On the heels of the 20-year anniversary of the computer virus, a consortium of high-level security officers was announced today to unify corporate America in its fight against hackers, and to share ideas and information on how corporations can keep their computer networks safe from the reach of the latest and deadliest viruses.
There are currently almost 60,000 viruses in existence, say reports. Every year since 2000 has been christened with some virulent code like the Love Bug, Nimda, Code Red, Sobig, Palyh, Slammer, and MSBlast that has gained worldwide notoriety for its capacity to create havoc across corporate and private computer networks.
The formation of the Global Council of CSOs (chief security officers) includes top brass from Oracle Corp, Microsoft Corp., MCI, eBay, Inc., Sun Microsystems, Motorola Inc., Bank of America, CitiGroup, and a representative from the New York State Office of Cyber Security and Critical Infrastructure.
"Hackers collude," said Mary Ann Davidson, chief security officer for Oracle. "They're very good at sharing information. We as an industry need to come together on the other side to strengthen our defenses."
The formation of the Council was brought to fruition by Howard Schmidt, formerly a security officer for Microsoft and then later a cyber-security advisor for the White House. He currently works for eBay.
One of Schmidt's goals was to unite the private and corporate sectors in a battle against cyber crime.

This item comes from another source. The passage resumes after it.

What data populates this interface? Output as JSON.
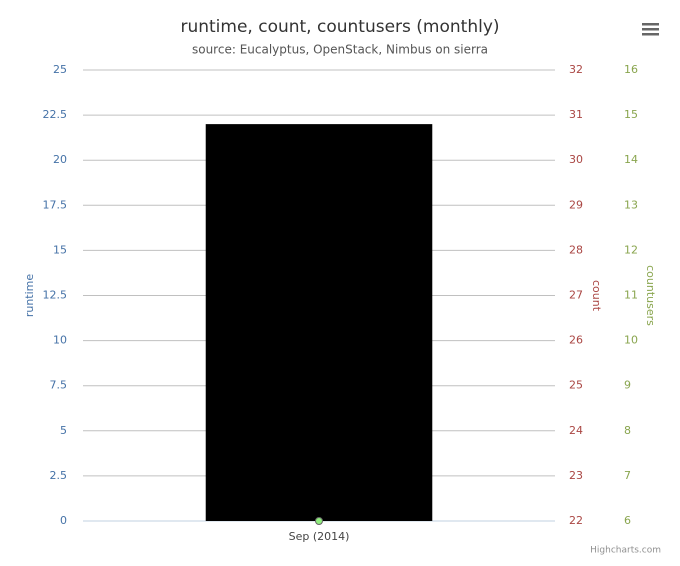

According to the plan set forth by Schmidt and other think tank organizers, the Global Council of CSOs will aim to share information with member companies and governments on cyber security issues and create a formidable defense against the ever-growing force and intelligence of the hacker community.
Additionally, the Council will provide feedback to technology vendors and consider how businesses can improve their networks to better guard against viruses.
The U.S. Government recently allocated additional funding to secure cyberspace from malicious attacks, including increased funding for research. But without the full cooperation of corporate America, the government's attempt to curb cyber crime has been stymied.
Microsoft's $5 million bounty offer last week for the arrest and conviction of virus writers indicates not just a uniform desire among corporations to squash this underground community of malicious code writers, but how much the business sector has suffered financially as a result of computer viruses, many of which exploit flaws in Microsoft's Windows operating system.
"It's now starting to move from being a problem that they used to hear anecdotally to a problem they can now measure the impact of," said Michael Cherry, an analyst with Directions, an independent research firm.